Il me parut convenable de donner à ma visite la longueur due et je me rassis. Pendant vingt minutes nous jouâmes au jeu fatigant de la conversation parisienne. Je dis fatigant pour un sauvage comme moi, car je sais beaucoup de gens d'esprit qui font de ce jeu leurs délices. M. le baron avait, en causant, le charme d'une Revue du monde élégant, traduite et grasseyée en français du Finistère. Il savait les mots de Grassot. Il était de la force d'un docteur Josaphat, frappé d'innocence foudroyante. Aurélie ne put s'empêcher de me dire:

«Tu serais comme cela, si tu l'avais voulu!»

Inutiles regrets! Occasion perdue ne se retrouve pas! Quand je me levai pour la seconde fois, ma cousine pria Sauvagel de lui passer sa corbeille. Elle y prit un paquet de lettres, réunies par un ruban, et me les remit.

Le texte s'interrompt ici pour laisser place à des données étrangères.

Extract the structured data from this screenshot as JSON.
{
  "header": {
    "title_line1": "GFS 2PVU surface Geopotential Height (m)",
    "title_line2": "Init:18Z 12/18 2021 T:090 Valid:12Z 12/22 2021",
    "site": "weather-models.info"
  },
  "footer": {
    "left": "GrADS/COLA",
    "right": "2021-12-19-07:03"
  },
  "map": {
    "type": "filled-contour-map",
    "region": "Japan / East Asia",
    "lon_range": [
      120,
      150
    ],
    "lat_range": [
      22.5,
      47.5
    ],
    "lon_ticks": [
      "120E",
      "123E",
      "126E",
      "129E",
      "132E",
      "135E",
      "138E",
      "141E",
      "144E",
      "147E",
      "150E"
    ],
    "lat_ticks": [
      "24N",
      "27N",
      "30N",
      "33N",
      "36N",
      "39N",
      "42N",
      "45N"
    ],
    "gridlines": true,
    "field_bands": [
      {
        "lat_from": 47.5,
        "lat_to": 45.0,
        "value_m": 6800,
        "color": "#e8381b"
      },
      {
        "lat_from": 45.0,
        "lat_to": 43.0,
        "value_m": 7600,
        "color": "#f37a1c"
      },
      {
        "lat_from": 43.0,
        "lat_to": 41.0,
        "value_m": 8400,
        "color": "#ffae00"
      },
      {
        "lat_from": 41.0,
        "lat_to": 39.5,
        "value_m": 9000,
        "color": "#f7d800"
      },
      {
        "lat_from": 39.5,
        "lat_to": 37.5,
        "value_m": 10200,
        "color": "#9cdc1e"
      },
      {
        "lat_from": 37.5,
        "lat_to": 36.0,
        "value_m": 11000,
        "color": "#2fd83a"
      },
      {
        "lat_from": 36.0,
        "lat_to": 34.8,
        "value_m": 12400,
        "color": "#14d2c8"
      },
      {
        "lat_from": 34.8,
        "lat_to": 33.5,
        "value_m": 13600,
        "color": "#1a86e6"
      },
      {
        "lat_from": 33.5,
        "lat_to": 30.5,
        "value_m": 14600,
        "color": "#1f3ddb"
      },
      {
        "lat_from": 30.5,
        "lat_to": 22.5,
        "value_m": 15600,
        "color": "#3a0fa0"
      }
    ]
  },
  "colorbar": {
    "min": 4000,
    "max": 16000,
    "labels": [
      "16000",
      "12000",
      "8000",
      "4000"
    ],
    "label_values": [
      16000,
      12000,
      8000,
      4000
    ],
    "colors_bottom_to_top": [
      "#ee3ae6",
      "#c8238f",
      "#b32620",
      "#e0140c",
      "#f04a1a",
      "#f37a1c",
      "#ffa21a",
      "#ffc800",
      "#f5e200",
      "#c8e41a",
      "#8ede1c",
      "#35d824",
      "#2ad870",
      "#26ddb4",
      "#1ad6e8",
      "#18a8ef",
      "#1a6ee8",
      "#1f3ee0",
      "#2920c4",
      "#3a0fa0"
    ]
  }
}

«Si vous êtes encore un mois sans venir me voir, chevalier, me dit-elle, j'ai bien peur que, dans l'intervalle, il n'y ait pour vous du nouveau.

—M. le chevalier a-t-il parcouru sa correspondance? me demanda Laroche, comme je traversais le vestibule.»

Puis il ajouta:

«M. le président sera bien contrarié de ne s'être pas trouvé à la maison.»

Je sortis inquiet, ce qui est beaucoup dire en parlant de moi. Au lieu de suivre mon chemin ordinaire pour regagner la Bastille, je me dirigeai vers le Luxembourg et je franchis la grille du jardin. Je voulais être seul pour lire mes lettres.